Thursday, June 19, 2008

Mega drive 2008: the newest innovations

We're doing one of our family mega-drives. Thousands of miles with 1 dog, 3 children, 2 adults, one van.

It works. Better than a reasonable person would expect.

Each time we do this there's some technology variation. This year we had two.

First of all, we got the video iPod to output video to our shockingly reliable $200 car video "system". This would have worked years ago if I'd tried harder (or bought a custom video iPod cable), but Apple didn't distribute much kid vid. I would have had to rip my own video. Too much trouble!

Now Apple sells "Ben 10" and similar TV for $2 an episode, a small price for auto peace. We put Tom and Diane's iTune's gifts to good use.

Three year old technology, so this one was about the content.
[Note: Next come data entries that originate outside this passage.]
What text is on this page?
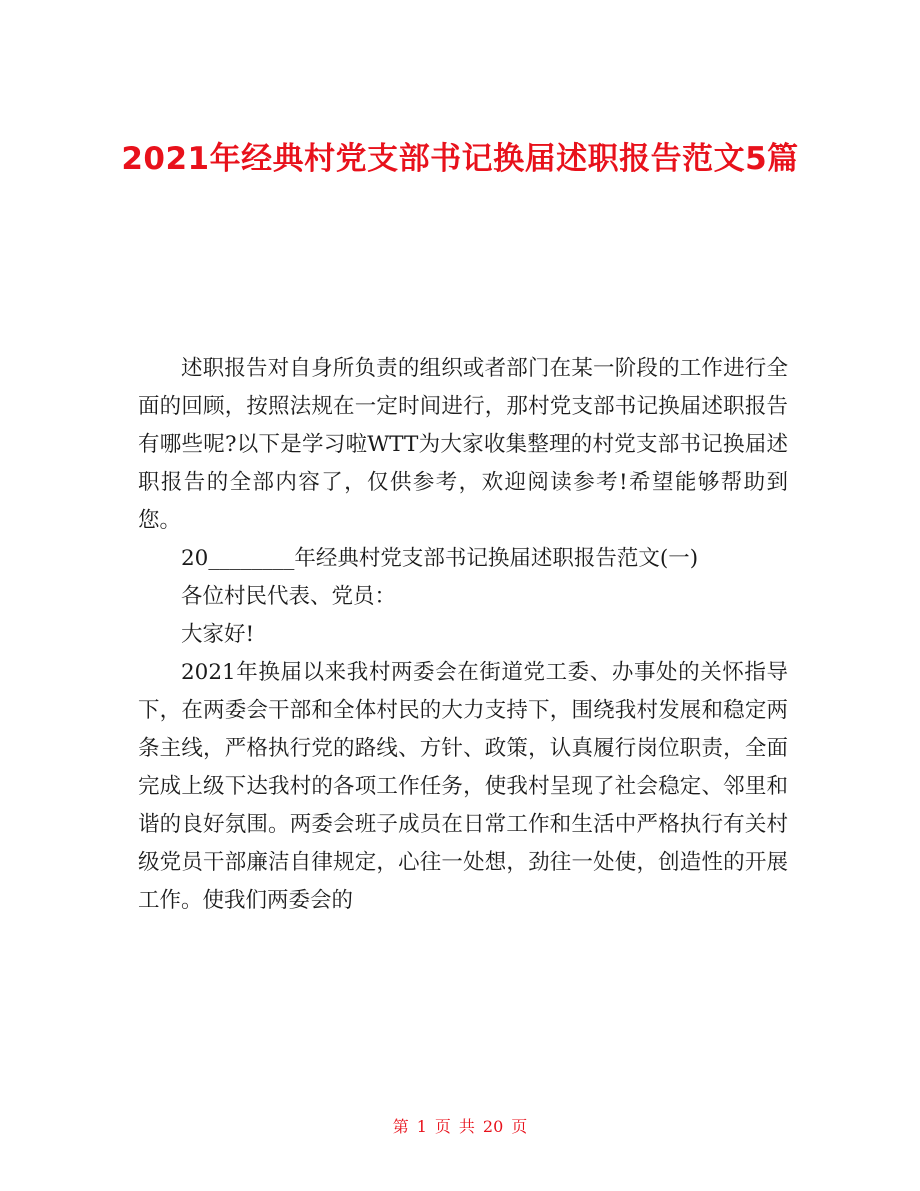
2021年经典村党支部书记换届述职报告范文5篇

述职报告对自身所负责的组织或者部门在某一阶段的工作进行全面的回顾，按照法规在一定时间进行，那村党支部书记换届述职报告有哪些呢?以下是学习啦WTT为大家收集整理的村党支部书记换届述职报告的全部内容了，仅供参考，欢迎阅读参考!希望能够帮助到您。

20________年经典村党支部书记换届述职报告范文(一)

各位村民代表、党员：

大家好!

2021年换届以来我村两委会在街道党工委、办事处的关怀指导下，在两委会干部和全体村民的大力支持下，围绕我村发展和稳定两条主线，严格执行党的路线、方针、政策，认真履行岗位职责，全面完成上级下达我村的各项工作任务，使我村呈现了社会稳定、邻里和谐的良好氛围。两委会班子成员在日常工作和生活中严格执行有关村级党员干部廉洁自律规定，心往一处想，劲往一处使，创造性的开展工作。使我们两委会的

第 1 页 共 20 页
Our second innovation was 3G Net Access with Emily's Blackberry browser. Between Saint Paul Minnesota and Escanaba Michigan Emily asked Google (I drove) about the location of Liverpool and three other topics:
  • Rib Mountain, Wausau, Wisconsin: The mountain/hill rises mysteriously from flat land. It's a final remnant of the 1.9 billion year old Penokean mountains, and the 2nd downhill ski resort in America. When I see it I imagine a colossus of the new earth, a tower far greater than Everest. Now all that remains is this rock, the broken heart of the ancient mountain. Once a century it beats "I was".

  • Chippewa Falls and Seymour Cray: How the heck did Cray, a certified eccentric genius, persuade a team to follow him from Minneapolis to Chippewa Falls? How good was Cray that Control Data built a lab for him on land he owned? (Very good, of course.)

  • The Yellowstone Trail: America's first northern coast-to-coast motoring road, the fruit of a small group of South Dakota entrepreneurs. I can't tell from the web site how much of this trail can be followed today.
We couldn't continue our data tourism into Canada, the long distance data costs are prohibitive. So all of this was from a few chance encounters in a single day's drive.

My iPhone to come will have a GPS. It will learn what I am interested in. Soon, when I travel, it will strike a bell each time I pass near these sorts of things.

Our next car trip will be even more novel.

PS. Another drive related observation. The UK academics that grace Melvyn Bragg's In Our Time program don't know squat about economics. What gives? Is it forbidden knowledge over there?

2 comments:

Anonymous said...

I grew up in central Wisconsin, but was not aware of the origin of Rib Mountain (never /hill to a Wisconsinite). Thanks.

Anonymous said...

Great post, I will be listening for the peel of the bell!